One of Luger’s bowtie-clad waiters approaches Fallon and ruffles his hair. The gesture reminds me of the 2016 incident when Fallon infamously messed up Donald Trump’s mane. The waiter then looks down at Fallon’s receipt, moving aside the restaurant’s trademark chocolate coins to read his order. It’s nothing but scribbles.
I call the waiter to my table. Choosing my words carefully, I ask if he finds Fallon creepy.
“Creepy?” The waiter replies. “Of course he’s creepy. The first time I saw him in here, I said, ‘What the hell is this thing?’ Thank God he’s only here until Tuesday.”
Fallon is not the only celebrity who is haunting the city’s hoariest steakhouse. Mad Men star Jon Hamm stands guard at the bar. Newsman Al Roker covers the stairs. And the late Audrey Hepburn stares down a martini that she will never drink. They’re part of a joint gimmick organized by Peter Luger and Madame Tussauds to celebrate an expansion of limited indoor dining.
COVID-weary New Yorkers love it. From my perch, I watch for nearly two hours as people stream in to take selfies with the fake stars. One young woman leans into Fallon’s face for a kiss. (“Like we’re on a date,” she tells a friend.) My waiter prevents her.
Another woman, masked and wearing surgical gloves, photographs every inch of Fallon’s body — from his sculpted eyebrows and manicured nails right down to the real Allen Edmonds Oxfords slipped onto his fake feet. She catches me staring and giggles: “Spooky, isn’t it?”
Our silent, motionless companion doesn’t make for a pleasant dining experience. All around, people picking at their unevenly cooked porterhouse steaks shoot furtive glances at Fallon, as if expecting him to stand up. By the bar, people waiting to pay their bills instinctively give Hamm the state-mandated six feet of personal space. Outside, passersby make the scene even more awkward by pressing their faces against the windows to gawk.

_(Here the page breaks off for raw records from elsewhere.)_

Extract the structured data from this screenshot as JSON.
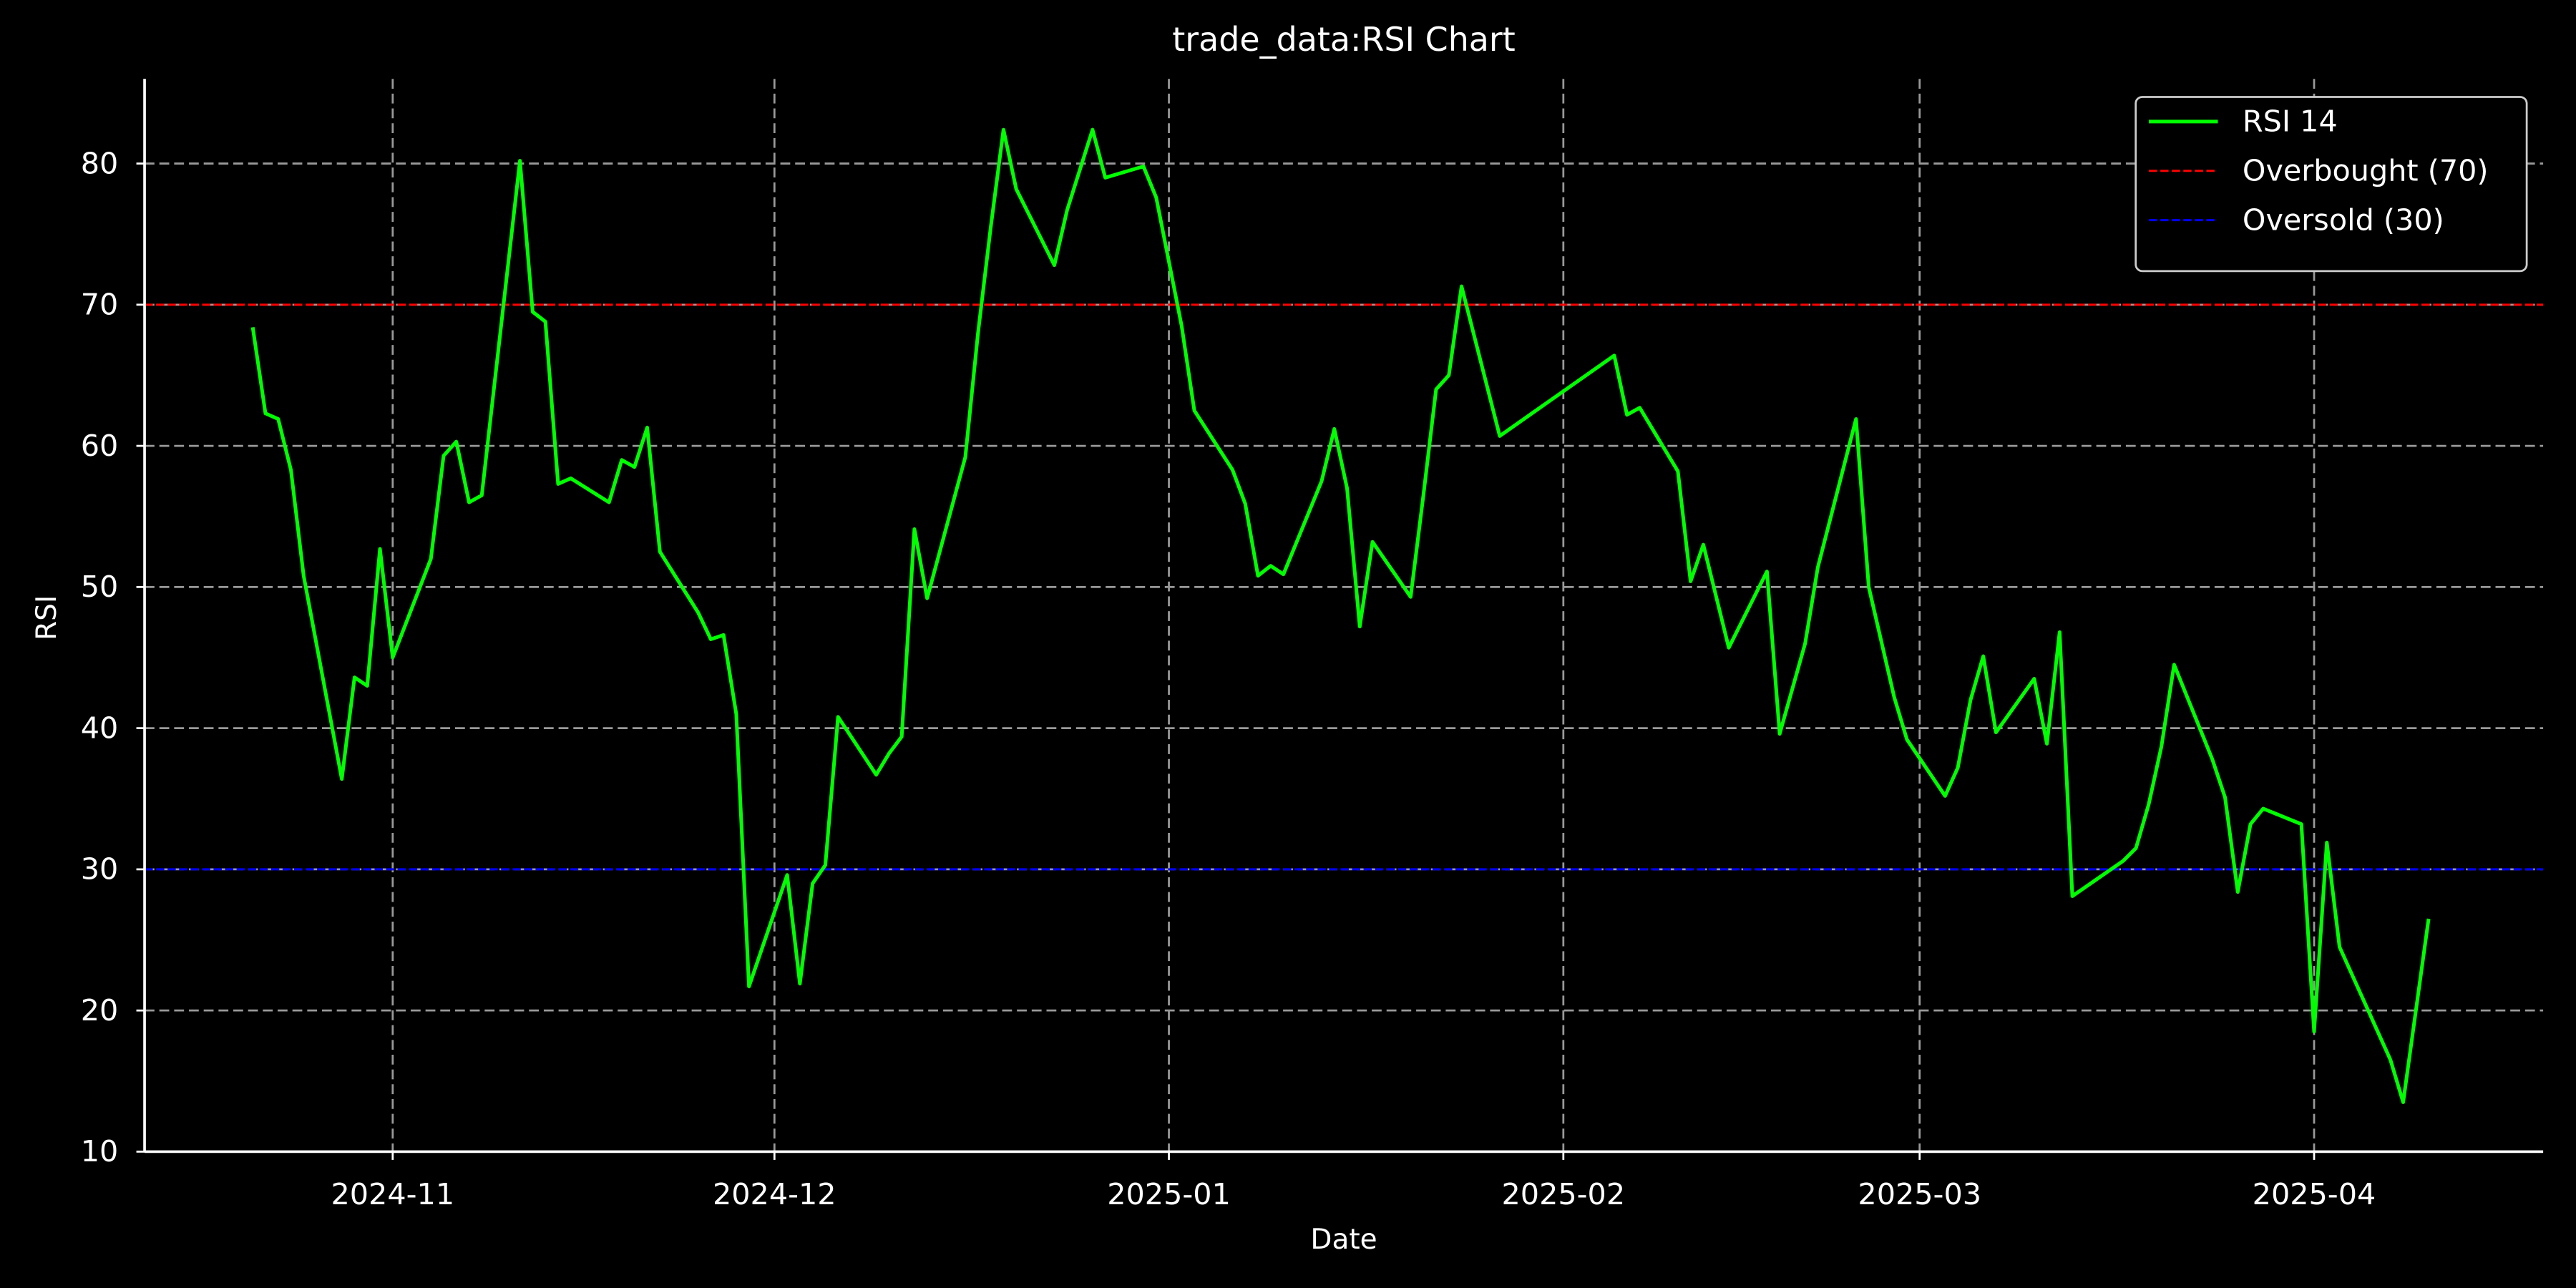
{
  "chart_data": {
    "type": "line",
    "title": "trade_data:RSI Chart",
    "xlabel": "Date",
    "ylabel": "RSI",
    "x": [
      "2024-10-21",
      "2024-10-22",
      "2024-10-23",
      "2024-10-24",
      "2024-10-25",
      "2024-10-28",
      "2024-10-29",
      "2024-10-30",
      "2024-10-31",
      "2024-11-01",
      "2024-11-04",
      "2024-11-05",
      "2024-11-06",
      "2024-11-07",
      "2024-11-08",
      "2024-11-11",
      "2024-11-12",
      "2024-11-13",
      "2024-11-14",
      "2024-11-15",
      "2024-11-18",
      "2024-11-19",
      "2024-11-20",
      "2024-11-21",
      "2024-11-22",
      "2024-11-25",
      "2024-11-26",
      "2024-11-27",
      "2024-11-28",
      "2024-11-29",
      "2024-12-02",
      "2024-12-03",
      "2024-12-04",
      "2024-12-05",
      "2024-12-06",
      "2024-12-09",
      "2024-12-10",
      "2024-12-11",
      "2024-12-12",
      "2024-12-13",
      "2024-12-16",
      "2024-12-17",
      "2024-12-18",
      "2024-12-19",
      "2024-12-20",
      "2024-12-23",
      "2024-12-24",
      "2024-12-26",
      "2024-12-27",
      "2024-12-30",
      "2024-12-31",
      "2025-01-02",
      "2025-01-03",
      "2025-01-06",
      "2025-01-07",
      "2025-01-08",
      "2025-01-09",
      "2025-01-10",
      "2025-01-13",
      "2025-01-14",
      "2025-01-15",
      "2025-01-16",
      "2025-01-17",
      "2025-01-20",
      "2025-01-21",
      "2025-01-22",
      "2025-01-23",
      "2025-01-24",
      "2025-01-27",
      "2025-02-05",
      "2025-02-06",
      "2025-02-07",
      "2025-02-10",
      "2025-02-11",
      "2025-02-12",
      "2025-02-14",
      "2025-02-17",
      "2025-02-18",
      "2025-02-20",
      "2025-02-21",
      "2025-02-24",
      "2025-02-25",
      "2025-02-27",
      "2025-02-28",
      "2025-03-03",
      "2025-03-04",
      "2025-03-05",
      "2025-03-06",
      "2025-03-07",
      "2025-03-10",
      "2025-03-11",
      "2025-03-12",
      "2025-03-13",
      "2025-03-17",
      "2025-03-18",
      "2025-03-19",
      "2025-03-20",
      "2025-03-21",
      "2025-03-24",
      "2025-03-25",
      "2025-03-26",
      "2025-03-27",
      "2025-03-28",
      "2025-03-31",
      "2025-04-01",
      "2025-04-02",
      "2025-04-03",
      "2025-04-07",
      "2025-04-08",
      "2025-04-10"
    ],
    "series": [
      {
        "name": "RSI 14",
        "color": "#00ff00",
        "values": [
          68.4,
          62.3,
          61.9,
          58.3,
          50.8,
          36.4,
          43.6,
          43.0,
          52.7,
          45.0,
          52.0,
          59.3,
          60.3,
          56.0,
          56.5,
          80.2,
          69.5,
          68.8,
          57.3,
          57.7,
          56.0,
          59.0,
          58.5,
          61.3,
          52.5,
          48.2,
          46.3,
          46.6,
          41.0,
          21.7,
          29.6,
          21.9,
          29.0,
          30.3,
          40.8,
          36.7,
          38.2,
          39.4,
          54.1,
          49.2,
          59.2,
          68.0,
          75.5,
          82.4,
          78.2,
          72.8,
          76.7,
          82.4,
          79.0,
          79.8,
          77.6,
          68.5,
          62.5,
          58.3,
          55.9,
          50.8,
          51.5,
          50.9,
          57.5,
          61.2,
          57.0,
          47.2,
          53.2,
          49.3,
          56.5,
          64.0,
          65.0,
          71.3,
          60.7,
          66.4,
          62.2,
          62.7,
          58.2,
          50.4,
          53.0,
          45.7,
          51.1,
          39.6,
          46.0,
          51.4,
          61.9,
          50.0,
          42.2,
          39.2,
          35.2,
          37.2,
          42.0,
          45.1,
          39.7,
          43.5,
          38.9,
          46.8,
          28.1,
          30.6,
          31.5,
          34.6,
          38.7,
          44.5,
          37.8,
          35.1,
          28.4,
          33.2,
          34.3,
          33.2,
          18.5,
          31.9,
          24.5,
          16.5,
          13.5,
          26.5
        ]
      }
    ],
    "reference_lines": [
      {
        "name": "Overbought (70)",
        "value": 70,
        "color": "#ff0000"
      },
      {
        "name": "Oversold (30)",
        "value": 30,
        "color": "#0000ff"
      }
    ],
    "xlim": [
      "2024-10-12T12:00:00Z",
      "2025-04-19T00:00:00Z"
    ],
    "xticks": [
      {
        "value": "2024-11-01",
        "label": "2024-11"
      },
      {
        "value": "2024-12-01",
        "label": "2024-12"
      },
      {
        "value": "2025-01-01",
        "label": "2025-01"
      },
      {
        "value": "2025-02-01",
        "label": "2025-02"
      },
      {
        "value": "2025-03-01",
        "label": "2025-03"
      },
      {
        "value": "2025-04-01",
        "label": "2025-04"
      }
    ],
    "ylim": [
      10,
      86
    ],
    "yticks": [
      10,
      20,
      30,
      40,
      50,
      60,
      70,
      80
    ],
    "grid": true,
    "legend": "upper right"
  }
}
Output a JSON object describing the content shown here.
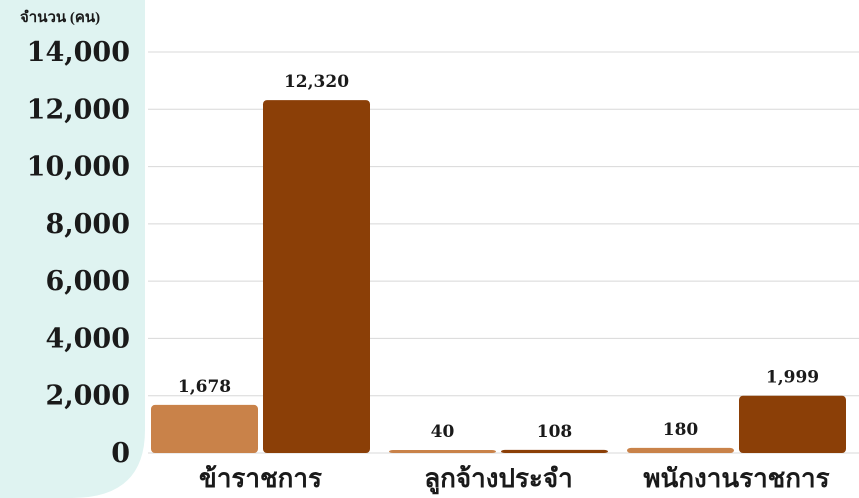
{
  "colors": {
    "panel": "#dff3f1",
    "series_light": "#c98249",
    "series_dark": "#8b3f07",
    "grid": "#d8d8d8",
    "text": "#1a1a1a"
  },
  "chart_data": {
    "type": "bar",
    "ylabel": "จำนวน (คน)",
    "ylim": [
      0,
      14000
    ],
    "yticks": [
      0,
      2000,
      4000,
      6000,
      8000,
      10000,
      12000,
      14000
    ],
    "ytick_labels": [
      "0",
      "2,000",
      "4,000",
      "6,000",
      "8,000",
      "10,000",
      "12,000",
      "14,000"
    ],
    "categories": [
      "ข้าราชการ",
      "ลูกจ้างประจำ",
      "พนักงานราชการ"
    ],
    "series": [
      {
        "values": [
          1678,
          40,
          180
        ],
        "labels": [
          "1,678",
          "40",
          "180"
        ],
        "color": "#c98249"
      },
      {
        "values": [
          12320,
          108,
          1999
        ],
        "labels": [
          "12,320",
          "108",
          "1,999"
        ],
        "color": "#8b3f07"
      }
    ],
    "grid": true,
    "legend": "none"
  }
}
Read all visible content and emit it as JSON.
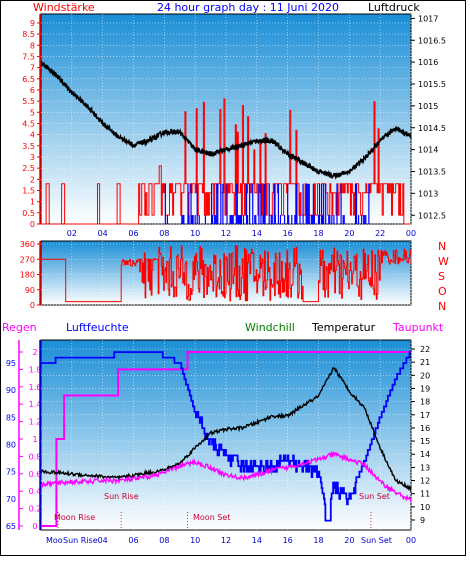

Peter Luger and Madame Tussauds claim that they placed these pseudo-stars here to make the restaurant feel less socially distant. But they have achieved the opposite effect. Nearly everyone I speak to tells me that the mannequins are off-putting, somehow anxiety-inducing. These reactions are unsurprising: no place ever feels so empty as when it is filled with nearly human figures.
Restaurants in other parts of the country have tried similar gimmicks as they work within pandemic gathering restrictions. A Washington, D.C., joint last summer filled its empty tables with department store mannequins. A Detroit pizzeria did the same with ghosts. These tricks never work. Instead of making diners feel more comfortable, mannequin set-ups remind people that the pandemic era is an inescapable farce.
The other day the real Jimmy Fallon dropped into Peter Luger to pay his respects. The comedian yucked it up with his wax likeness, which I’m sure was good press for himself, the restaurant, and Madame Tussauds. It was an eerie spectacle, the stuff of Charlie Kaufman. A more ambitious columnist could probably draw some high-concept conclusions from it — a thinkpiece about the blurred line between absolute unreality and reality itself. I can only note the sad fact that Fallon ate dinner alone.
As I leave the restaurant, I pass my waiter who is explaining the fake Fallon’s presence to a patron several martinis deep into his day. He points out that Peter Luger is already a tourist trap in normal times; tossing up some fake celebrities was as good an idea as any to draw in a pandemic-era crowd. This is New York, anyway. People will always show up to see something bizarre.
“It’s like the coming of Christ,” he remarks.